Powered who’d never been Awakened to their psionic potential were lighting off all over the Empire as the enlightenment shook them. In a less hostile universe, they would have been the Devoted - the Priests, Favored, and Clerics, perhaps Shamans – who could channel the power of the divine in the mortal world. Even now, as the small flowering of their psionic gifts were opened, they were acutely sensitive to the flow of the Faith and power around them... and to the presence of the God of the Machine.
----------
I watched this galaxy-wide crushing blow to the Cult of Man with great satisfaction, as did Ronnie and her Curseline. It would not kill the Cult of Man - specism has such a deep foundation to work with, after all – but it was a crippling blow.
The God in the Machine wasn’t in to vagaries. Do this, get this. It was a horrible thing to reduce faith and belief to... but that was what a machine did. It was perfectly willing to let them know It couldn’t save them... but they could save one another.

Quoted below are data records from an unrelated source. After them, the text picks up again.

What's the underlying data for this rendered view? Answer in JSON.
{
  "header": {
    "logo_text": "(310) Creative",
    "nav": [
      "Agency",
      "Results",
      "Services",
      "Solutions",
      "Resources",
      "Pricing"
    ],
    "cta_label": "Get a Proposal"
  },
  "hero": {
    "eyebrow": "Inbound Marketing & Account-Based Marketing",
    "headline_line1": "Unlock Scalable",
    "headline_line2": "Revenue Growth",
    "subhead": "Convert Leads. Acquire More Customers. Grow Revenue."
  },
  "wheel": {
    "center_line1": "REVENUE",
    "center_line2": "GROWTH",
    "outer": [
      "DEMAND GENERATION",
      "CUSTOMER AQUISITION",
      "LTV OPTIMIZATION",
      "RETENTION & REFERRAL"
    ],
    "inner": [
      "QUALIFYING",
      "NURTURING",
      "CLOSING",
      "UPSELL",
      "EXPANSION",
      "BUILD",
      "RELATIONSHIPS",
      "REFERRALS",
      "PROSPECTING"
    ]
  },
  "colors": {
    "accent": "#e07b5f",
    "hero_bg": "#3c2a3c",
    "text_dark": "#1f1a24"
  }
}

Which was more powerful? Which raised the floor, instead of the ceiling? Which united the people, despite the horrible disappointment in their erstwhile leader, the shitass reality they lived in, the horrible existence of the Warp Gods, the alien existences that cared not at all if they lived or died, and the corruption of the very laws of existence?
Which showed them that they had the power to fight back?
Which let them show how much Faith their world was generating, and who was more sincere and fervent in their desire to help humanity?
Ah, catering to the video gamer tech level. Classical churches hated it so, and so had the Cult of Man, their intolerance and lack of flexibility leading to the situation as it was today.
Reality could be a game that they played to win, too... and since none of the gods around were what the classical definition of a divinity was, no harm, no foul. The Great DM just had to get to his non-finite and solidified position rather quickly, and pulling off a miracle like this would surely cement it, as would waking up a whole bunch of followers able to hear and interpret a divine message.
The bones on the Crystal Throne could go suck on it.